Tuesday, September 6, 2005

Code Advice #2: No Vanity Tokens

WARNING: This blog entry was imported from my old blog on blogs.sun.com (which used different blogging software), so formatting and links may not be correct.

(See intro for a background and caveats on these coding advice blog entries.)

Some programmers like to tag their code modifications with their
own initials:

//!FB Shouldn't we compare with MIME type?

I've been told the format shown here, using the explamation
point in front of the initials, is/was the preferred format
at Borland. They even had a tool to go and strip these
types of comments out before releasing source code to customers.

Having people "sign" their comments doesn't contribute to
make the comment more readable. Real projects should be using
some kind of version control system, and information about
which line was written by whom (as well as when)
belongs in the version control system, not inline in the source.
The comment should be able to stand on its own feet.

There are some standard tokens that should be used.
TODO, FIXME, and XXX are
standard tokens used to mark code that needs to be revisited.
They are "standard" in the sense that many editors and IDEs automatically
highlight and search for these tokens. In fact, they are even
documented in section 10.5.4
of the standard Java code style document:

Use XXX in a comment to flag something that is bogus but works.
Use FIXME to flag something that is bogus and broken.

They left out TODO, which should be used where something hasn't
been implemented in the first place.

By the way, @todo is a reserved javadoc tag and
means the same as TODO in comments. (Speaking of javadoc tags,
@author is obviously okay and does not fall under the no-vanity-tokens

In addition to these, I use some additional tokens to mark code
for other purposes:

  • JDK15 is a token I attach next to code or comments
    which should be revisited when we drop JDK 1.4 support and can
    start using JDK 5.0 APIs. For example, I have code in the designer
    which tracks the current mouse position (such that pressing Ctrl-V
    to paste a component from the clipboard places it under the mouse
    position). In JDK 5.0 there is a new API which lets me look up
    the mouse pointer position directly (yay!! Thanks!) so I can rip
    out the old-style code.

  • NOI18N is a code marker which indicates that any String
    literals on the same code line are deliberately not internationalized.
    This is used for Strings which not be localized, such as the name
    of a Java class used in Reflection-related code for example.

I'm sure there are other useful tokens too. What makes these different
from "author signatures" in comments is that they are added specifically
to facilitate locating this code fragment in the future (when looking
for JDK 5.0 migration possibilities for example) or for processing
by tools (such as the String localization checker).

Including bug ids in comments falls in roughly the same category.
Code segments full of bug database numbers are hard to read. It's much better
if the various corner cases that were exposed by bugs are explained
inline in the code.
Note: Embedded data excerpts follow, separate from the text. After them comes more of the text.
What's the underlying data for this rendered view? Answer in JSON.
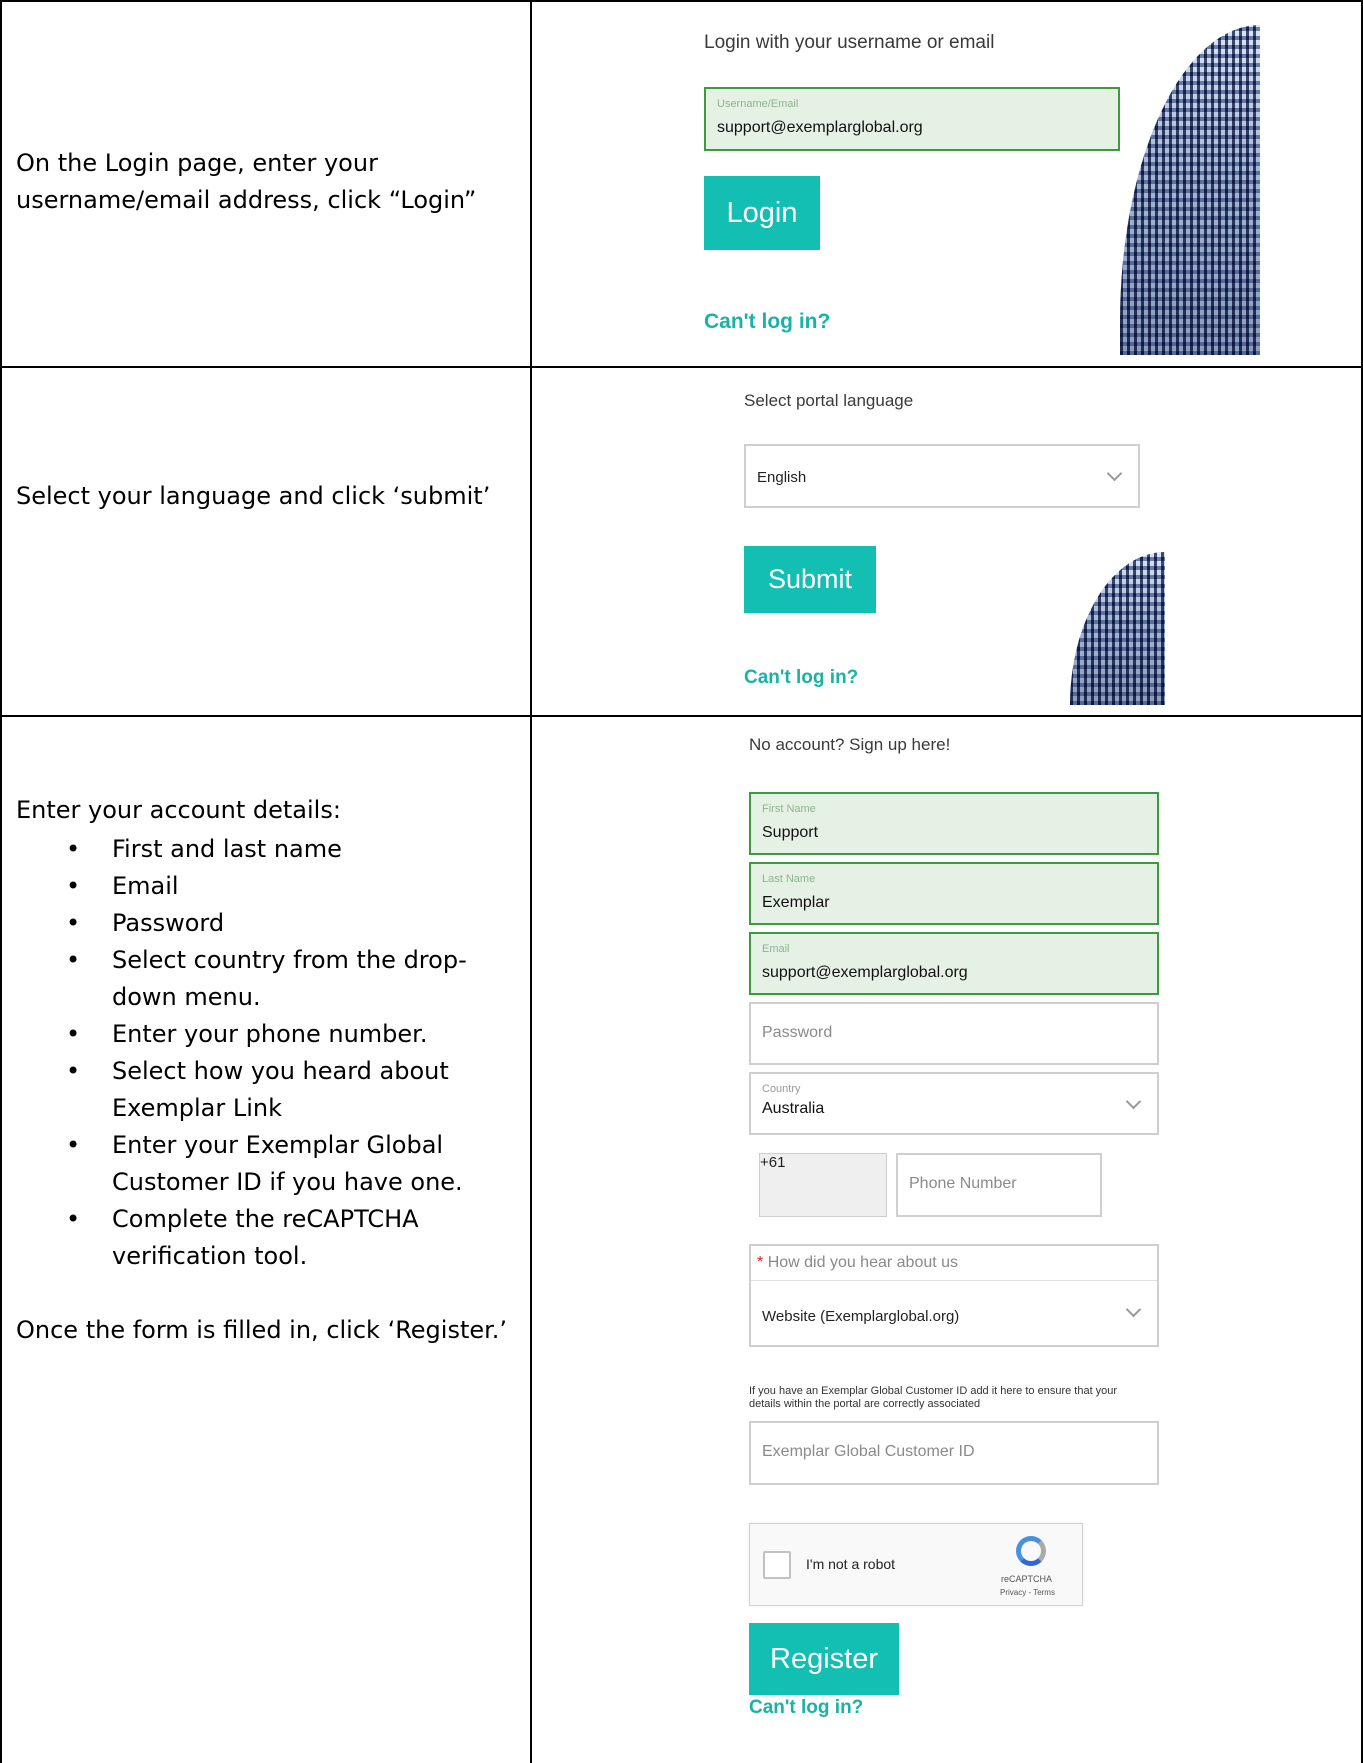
{
  "rows": [
    {
      "instruction": "On the Login page, enter your username/email address, click “Login”"
    },
    {
      "instruction": "Select your language and click ‘submit’"
    },
    {
      "instruction_intro": "Enter your account details:",
      "bullets": [
        "First and last name",
        "Email",
        "Password",
        "Select country from the drop-down menu.",
        "Enter your phone number.",
        "Select how you heard about Exemplar Link",
        "Enter your Exemplar Global Customer ID if you have one.",
        "Complete the reCAPTCHA verification tool."
      ],
      "instruction_outro": "Once the form is filled in, click ‘Register.’"
    }
  ],
  "login": {
    "heading": "Login with your username or email",
    "field_label": "Username/Email",
    "field_value": "support@exemplarglobal.org",
    "button": "Login",
    "cant_login": "Can't log in?"
  },
  "language": {
    "heading": "Select portal language",
    "selected": "English",
    "button": "Submit",
    "cant_login": "Can't log in?"
  },
  "signup": {
    "heading": "No account? Sign up here!",
    "first_name_label": "First Name",
    "first_name_value": "Support",
    "last_name_label": "Last Name",
    "last_name_value": "Exemplar",
    "email_label": "Email",
    "email_value": "support@exemplarglobal.org",
    "password_placeholder": "Password",
    "country_label": "Country",
    "country_value": "Australia",
    "phone_code": "+61",
    "phone_placeholder": "Phone Number",
    "heard_required_mark": "*",
    "heard_label": "How did you hear about us",
    "heard_value": "Website (Exemplarglobal.org)",
    "customer_id_note": "If you have an Exemplar Global Customer ID add it here to ensure that your details within the portal are correctly associated",
    "customer_id_placeholder": "Exemplar Global Customer ID",
    "captcha_label": "I'm not a robot",
    "captcha_brand": "reCAPTCHA",
    "captcha_terms": "Privacy - Terms",
    "button": "Register",
    "cant_login": "Can't log in?"
  },
  "colors": {
    "accent": "#13bfb3",
    "link": "#1ab2a8",
    "filled_border": "#3e9a3e",
    "filled_bg": "#e6f1e5"
  }
}
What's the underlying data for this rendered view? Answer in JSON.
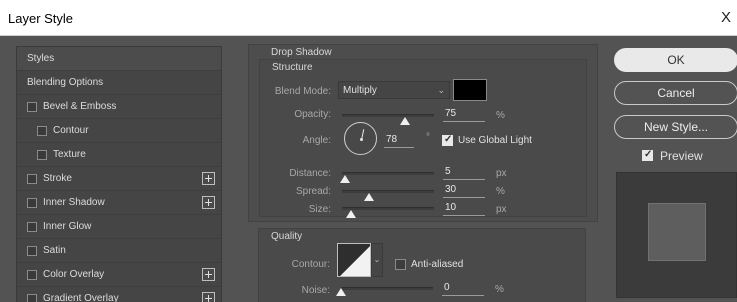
{
  "window": {
    "title": "Layer Style",
    "close": "X"
  },
  "styles_list": {
    "header": "Styles",
    "items": [
      {
        "label": "Blending Options",
        "has_checkbox": false,
        "has_plus": false
      },
      {
        "label": "Bevel & Emboss",
        "has_checkbox": true,
        "has_plus": false
      },
      {
        "label": "Contour",
        "has_checkbox": true,
        "has_plus": false
      },
      {
        "label": "Texture",
        "has_checkbox": true,
        "has_plus": false
      },
      {
        "label": "Stroke",
        "has_checkbox": true,
        "has_plus": true
      },
      {
        "label": "Inner Shadow",
        "has_checkbox": true,
        "has_plus": true
      },
      {
        "label": "Inner Glow",
        "has_checkbox": true,
        "has_plus": false
      },
      {
        "label": "Satin",
        "has_checkbox": true,
        "has_plus": false
      },
      {
        "label": "Color Overlay",
        "has_checkbox": true,
        "has_plus": true
      },
      {
        "label": "Gradient Overlay",
        "has_checkbox": true,
        "has_plus": true
      }
    ]
  },
  "drop_shadow": {
    "section_title": "Drop Shadow",
    "structure_title": "Structure",
    "blend_mode_label": "Blend Mode:",
    "blend_mode_value": "Multiply",
    "shadow_color": "#000000",
    "opacity_label": "Opacity:",
    "opacity_value": "75",
    "opacity_unit": "%",
    "opacity_fraction": 0.75,
    "angle_label": "Angle:",
    "angle_value": "78",
    "angle_unit": "°",
    "use_global_light_label": "Use Global Light",
    "use_global_light_checked": true,
    "distance_label": "Distance:",
    "distance_value": "5",
    "distance_unit": "px",
    "spread_label": "Spread:",
    "spread_value": "30",
    "spread_unit": "%",
    "size_label": "Size:",
    "size_value": "10",
    "size_unit": "px",
    "quality_title": "Quality",
    "contour_label": "Contour:",
    "anti_aliased_label": "Anti-aliased",
    "anti_aliased_checked": false,
    "noise_label": "Noise:",
    "noise_value": "0",
    "noise_unit": "%"
  },
  "buttons": {
    "ok": "OK",
    "cancel": "Cancel",
    "new_style": "New Style...",
    "preview_label": "Preview",
    "preview_checked": true
  }
}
This is less of an absolute however in cases
where there truly is a lot of value for a developer to be able to
look up associated bug reports and history.
And of course, code which was added as a specific workaround for
a bug elsewhere (such as a OS or JDK bug) should have the associated
bug id included, such that future developers can look up the status of
the bug and easily determine if the code is still necessary.